Eventually, we'd like to power more fans and other goodies from the printer, so being able to get at all the ATX supply pins would be great. The 18-pin housing was $0.54 on digikey, plus crimp pins. To make things easier, a quick connect was added to the on/off switch. Those were from Mouser: a 2 pin 0.1" latching header and receptacle with female and male crimp pins. That allows access to every power bus except for -12V and the 5V standby, which we'll eventually want to power a Pi continuously, so it won't lose power when the printer is turned off.

Overall, this was a fun and easy upgrade!

Re: Dinosaurs Build a Rostock Max V2 in Alaska

Posted: Sun Feb 08, 2015 5:41 pm
by KAS
What part of Alaska?

Re: Dinosaurs Build a Rostock Max V2 in Alaska

Posted: Sun Feb 08, 2015 7:25 pm
by Eaglezsoar
I am still enjoying the dinosaurs and the way you write. Very informative but with a little added humor. Great Job!

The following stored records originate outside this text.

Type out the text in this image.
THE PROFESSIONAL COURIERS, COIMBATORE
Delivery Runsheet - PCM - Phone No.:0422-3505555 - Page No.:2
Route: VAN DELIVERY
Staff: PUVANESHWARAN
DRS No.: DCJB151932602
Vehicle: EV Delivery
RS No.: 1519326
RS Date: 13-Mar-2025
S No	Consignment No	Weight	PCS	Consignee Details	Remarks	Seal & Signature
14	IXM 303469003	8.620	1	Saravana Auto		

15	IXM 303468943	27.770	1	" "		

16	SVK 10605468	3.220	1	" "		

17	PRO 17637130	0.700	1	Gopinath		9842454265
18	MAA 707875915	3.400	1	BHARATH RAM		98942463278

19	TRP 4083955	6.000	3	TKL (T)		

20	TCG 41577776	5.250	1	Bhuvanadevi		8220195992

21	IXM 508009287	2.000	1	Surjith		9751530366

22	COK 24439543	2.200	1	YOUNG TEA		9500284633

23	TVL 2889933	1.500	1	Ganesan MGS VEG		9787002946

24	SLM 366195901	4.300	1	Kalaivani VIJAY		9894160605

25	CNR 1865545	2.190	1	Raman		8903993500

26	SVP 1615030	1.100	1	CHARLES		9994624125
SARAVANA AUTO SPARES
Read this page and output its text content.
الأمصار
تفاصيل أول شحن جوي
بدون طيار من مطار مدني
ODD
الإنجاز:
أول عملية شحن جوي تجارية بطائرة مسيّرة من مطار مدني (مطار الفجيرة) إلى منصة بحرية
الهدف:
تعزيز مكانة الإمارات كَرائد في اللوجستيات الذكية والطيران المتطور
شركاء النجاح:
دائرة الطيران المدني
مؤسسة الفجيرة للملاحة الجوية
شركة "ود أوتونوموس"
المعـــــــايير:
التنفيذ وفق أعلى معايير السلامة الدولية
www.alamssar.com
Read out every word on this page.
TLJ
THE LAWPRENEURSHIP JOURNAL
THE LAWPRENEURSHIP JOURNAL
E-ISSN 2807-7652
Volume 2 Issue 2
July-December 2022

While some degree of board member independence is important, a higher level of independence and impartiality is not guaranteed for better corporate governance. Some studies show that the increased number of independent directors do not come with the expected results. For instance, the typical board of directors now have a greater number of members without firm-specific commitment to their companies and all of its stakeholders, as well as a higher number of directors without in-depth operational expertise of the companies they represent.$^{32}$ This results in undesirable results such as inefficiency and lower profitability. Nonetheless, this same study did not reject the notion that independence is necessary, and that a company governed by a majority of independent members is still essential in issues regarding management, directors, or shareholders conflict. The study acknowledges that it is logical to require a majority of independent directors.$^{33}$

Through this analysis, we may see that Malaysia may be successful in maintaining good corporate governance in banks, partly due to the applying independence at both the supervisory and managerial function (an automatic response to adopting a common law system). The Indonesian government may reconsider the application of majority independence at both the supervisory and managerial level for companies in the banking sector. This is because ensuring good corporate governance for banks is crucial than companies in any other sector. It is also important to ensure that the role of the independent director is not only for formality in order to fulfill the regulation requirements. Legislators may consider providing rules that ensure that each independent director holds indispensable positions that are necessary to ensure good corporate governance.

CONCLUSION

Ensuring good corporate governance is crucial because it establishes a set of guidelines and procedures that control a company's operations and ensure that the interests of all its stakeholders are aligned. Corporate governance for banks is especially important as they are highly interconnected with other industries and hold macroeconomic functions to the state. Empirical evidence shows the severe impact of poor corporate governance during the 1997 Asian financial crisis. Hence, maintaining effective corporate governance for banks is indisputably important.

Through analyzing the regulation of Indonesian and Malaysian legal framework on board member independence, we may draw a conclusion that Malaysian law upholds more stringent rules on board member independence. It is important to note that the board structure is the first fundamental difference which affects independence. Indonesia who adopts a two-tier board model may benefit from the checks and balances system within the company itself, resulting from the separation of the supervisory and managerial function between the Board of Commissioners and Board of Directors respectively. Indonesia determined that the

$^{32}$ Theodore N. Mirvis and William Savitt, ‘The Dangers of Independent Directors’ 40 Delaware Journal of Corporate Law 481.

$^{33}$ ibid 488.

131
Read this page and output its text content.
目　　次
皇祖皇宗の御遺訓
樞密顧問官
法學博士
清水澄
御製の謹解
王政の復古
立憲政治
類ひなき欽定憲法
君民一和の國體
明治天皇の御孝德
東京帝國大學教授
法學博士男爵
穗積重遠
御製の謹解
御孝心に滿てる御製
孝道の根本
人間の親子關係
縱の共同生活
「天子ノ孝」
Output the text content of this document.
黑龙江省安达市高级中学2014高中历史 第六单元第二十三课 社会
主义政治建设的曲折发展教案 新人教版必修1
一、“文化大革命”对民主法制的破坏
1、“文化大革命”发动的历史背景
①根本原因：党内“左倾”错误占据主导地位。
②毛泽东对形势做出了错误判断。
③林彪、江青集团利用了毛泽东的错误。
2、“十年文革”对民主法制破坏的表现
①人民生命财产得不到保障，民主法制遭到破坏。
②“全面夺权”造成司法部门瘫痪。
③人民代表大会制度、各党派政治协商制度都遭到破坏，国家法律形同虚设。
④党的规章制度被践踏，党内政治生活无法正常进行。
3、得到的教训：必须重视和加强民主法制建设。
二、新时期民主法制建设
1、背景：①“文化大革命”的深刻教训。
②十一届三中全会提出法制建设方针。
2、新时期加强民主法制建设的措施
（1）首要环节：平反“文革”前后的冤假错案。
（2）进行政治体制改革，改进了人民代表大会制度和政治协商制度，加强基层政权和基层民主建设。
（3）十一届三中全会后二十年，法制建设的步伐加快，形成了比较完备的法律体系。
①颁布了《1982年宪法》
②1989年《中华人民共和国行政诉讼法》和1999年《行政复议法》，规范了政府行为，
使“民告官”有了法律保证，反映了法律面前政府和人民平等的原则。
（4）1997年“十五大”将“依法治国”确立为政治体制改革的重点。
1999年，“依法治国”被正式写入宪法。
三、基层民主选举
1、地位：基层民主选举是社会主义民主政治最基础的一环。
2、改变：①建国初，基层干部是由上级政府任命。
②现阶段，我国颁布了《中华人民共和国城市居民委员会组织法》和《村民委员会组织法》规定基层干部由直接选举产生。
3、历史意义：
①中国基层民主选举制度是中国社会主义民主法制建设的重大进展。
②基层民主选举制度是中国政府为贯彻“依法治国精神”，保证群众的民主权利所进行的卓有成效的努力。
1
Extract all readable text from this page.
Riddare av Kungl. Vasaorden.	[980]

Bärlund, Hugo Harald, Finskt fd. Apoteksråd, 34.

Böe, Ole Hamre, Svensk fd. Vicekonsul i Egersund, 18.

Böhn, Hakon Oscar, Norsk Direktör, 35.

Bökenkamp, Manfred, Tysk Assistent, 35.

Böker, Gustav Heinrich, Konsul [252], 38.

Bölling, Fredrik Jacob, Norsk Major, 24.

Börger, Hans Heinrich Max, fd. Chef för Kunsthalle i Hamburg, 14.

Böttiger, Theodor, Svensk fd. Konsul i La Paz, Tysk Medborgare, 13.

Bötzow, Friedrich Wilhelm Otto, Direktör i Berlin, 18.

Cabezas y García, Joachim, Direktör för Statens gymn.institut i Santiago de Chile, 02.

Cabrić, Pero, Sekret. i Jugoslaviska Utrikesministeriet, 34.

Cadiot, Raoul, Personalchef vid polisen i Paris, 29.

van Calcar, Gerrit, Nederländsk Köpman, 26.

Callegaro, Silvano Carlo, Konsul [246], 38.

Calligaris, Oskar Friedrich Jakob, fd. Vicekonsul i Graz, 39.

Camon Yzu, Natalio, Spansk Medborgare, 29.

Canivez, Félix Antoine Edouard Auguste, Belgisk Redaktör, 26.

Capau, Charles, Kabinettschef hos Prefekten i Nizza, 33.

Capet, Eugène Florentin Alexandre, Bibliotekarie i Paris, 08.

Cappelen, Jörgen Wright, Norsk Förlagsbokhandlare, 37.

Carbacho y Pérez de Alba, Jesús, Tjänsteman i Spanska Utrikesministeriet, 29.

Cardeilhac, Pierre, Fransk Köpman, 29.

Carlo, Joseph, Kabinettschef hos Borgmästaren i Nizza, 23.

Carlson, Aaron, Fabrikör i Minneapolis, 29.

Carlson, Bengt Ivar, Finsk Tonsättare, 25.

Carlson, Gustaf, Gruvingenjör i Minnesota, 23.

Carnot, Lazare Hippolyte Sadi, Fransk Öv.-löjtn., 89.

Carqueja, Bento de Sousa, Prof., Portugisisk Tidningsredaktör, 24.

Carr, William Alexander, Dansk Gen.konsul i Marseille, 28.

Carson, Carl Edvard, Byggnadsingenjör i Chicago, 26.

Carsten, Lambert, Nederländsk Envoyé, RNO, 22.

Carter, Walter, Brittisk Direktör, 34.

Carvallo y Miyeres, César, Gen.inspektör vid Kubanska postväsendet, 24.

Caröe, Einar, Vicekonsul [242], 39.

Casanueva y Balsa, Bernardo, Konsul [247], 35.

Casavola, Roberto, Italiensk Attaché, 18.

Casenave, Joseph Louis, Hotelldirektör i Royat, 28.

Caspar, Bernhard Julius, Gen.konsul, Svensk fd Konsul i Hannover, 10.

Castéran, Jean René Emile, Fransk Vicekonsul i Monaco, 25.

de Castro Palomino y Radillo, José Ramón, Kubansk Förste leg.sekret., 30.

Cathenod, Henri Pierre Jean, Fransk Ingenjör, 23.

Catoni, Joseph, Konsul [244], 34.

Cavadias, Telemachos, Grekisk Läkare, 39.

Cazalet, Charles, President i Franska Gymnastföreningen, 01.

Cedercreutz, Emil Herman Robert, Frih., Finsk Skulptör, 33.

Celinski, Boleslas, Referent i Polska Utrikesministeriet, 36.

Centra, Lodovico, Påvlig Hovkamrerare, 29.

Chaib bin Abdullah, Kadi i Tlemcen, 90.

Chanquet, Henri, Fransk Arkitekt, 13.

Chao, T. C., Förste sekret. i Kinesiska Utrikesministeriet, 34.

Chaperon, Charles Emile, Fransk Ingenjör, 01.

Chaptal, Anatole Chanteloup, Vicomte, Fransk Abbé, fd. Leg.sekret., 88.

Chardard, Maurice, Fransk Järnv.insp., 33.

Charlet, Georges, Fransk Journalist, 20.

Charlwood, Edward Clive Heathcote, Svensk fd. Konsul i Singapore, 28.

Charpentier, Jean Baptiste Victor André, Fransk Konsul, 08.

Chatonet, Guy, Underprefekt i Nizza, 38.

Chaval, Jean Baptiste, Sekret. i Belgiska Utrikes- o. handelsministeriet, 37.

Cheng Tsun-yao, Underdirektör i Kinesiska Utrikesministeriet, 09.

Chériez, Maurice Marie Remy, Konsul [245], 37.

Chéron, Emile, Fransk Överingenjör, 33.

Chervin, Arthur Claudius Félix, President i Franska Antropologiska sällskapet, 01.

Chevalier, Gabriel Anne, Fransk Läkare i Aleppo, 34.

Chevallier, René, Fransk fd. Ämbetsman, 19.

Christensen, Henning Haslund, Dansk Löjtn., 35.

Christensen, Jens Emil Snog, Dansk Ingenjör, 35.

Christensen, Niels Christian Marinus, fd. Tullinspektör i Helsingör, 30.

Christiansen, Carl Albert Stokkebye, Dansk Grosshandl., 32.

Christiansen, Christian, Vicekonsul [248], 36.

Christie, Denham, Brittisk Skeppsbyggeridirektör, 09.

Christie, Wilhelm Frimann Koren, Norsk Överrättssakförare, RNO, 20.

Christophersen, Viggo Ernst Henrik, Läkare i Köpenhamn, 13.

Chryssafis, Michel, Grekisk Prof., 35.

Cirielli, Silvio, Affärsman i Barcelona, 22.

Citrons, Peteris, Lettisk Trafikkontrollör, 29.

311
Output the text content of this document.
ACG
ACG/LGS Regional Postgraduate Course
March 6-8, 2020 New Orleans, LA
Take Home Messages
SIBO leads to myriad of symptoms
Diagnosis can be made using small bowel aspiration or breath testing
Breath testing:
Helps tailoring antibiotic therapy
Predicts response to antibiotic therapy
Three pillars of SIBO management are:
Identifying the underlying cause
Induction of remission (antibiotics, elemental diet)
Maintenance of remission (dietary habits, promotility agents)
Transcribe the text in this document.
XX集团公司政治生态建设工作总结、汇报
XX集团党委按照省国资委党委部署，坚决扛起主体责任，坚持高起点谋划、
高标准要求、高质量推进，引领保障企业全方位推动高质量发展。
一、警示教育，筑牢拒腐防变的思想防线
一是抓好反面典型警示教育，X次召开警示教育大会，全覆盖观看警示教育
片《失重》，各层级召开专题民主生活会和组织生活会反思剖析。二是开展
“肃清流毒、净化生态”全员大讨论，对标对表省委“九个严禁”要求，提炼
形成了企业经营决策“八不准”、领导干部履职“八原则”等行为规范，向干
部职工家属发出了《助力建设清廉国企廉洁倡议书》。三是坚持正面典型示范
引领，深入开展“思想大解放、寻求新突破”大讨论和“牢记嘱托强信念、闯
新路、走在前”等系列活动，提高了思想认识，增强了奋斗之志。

Re: Dinosaurs Build a Rostock Max V2 in Alaska

Posted: Sun Feb 08, 2015 11:52 pm
by barry99705
gchristopher wrote:For the RAMBo, a local computer shop donated two scrap 8-pin power extension cables, with one end cut off for the screw terminals.



2Geeks?

Re: Dinosaurs Build a Rostock Max V2 in Alaska

Posted: Mon Feb 09, 2015 3:11 pm
by gchristopher
KAS wrote:What part of Alaska?

Fairbanks, pretty much in the middle of nowhere.

Eaglezsoar wrote:I am still enjoying the dinosaurs and the way you write. Very informative but with a little added humor. Great Job!

Thanks, this remains an incredible amount of fun! Right now we're learning that tiny dinosaurs have very little natural aptitude for bending acrylic panels into Rostock enclosure-shaped shapes.

barry99705 wrote:
gchristopher wrote:a local computer shop donated ...

2Geeks?

Yes! Holy carp, how did you know that name? Several friends work/have worked there.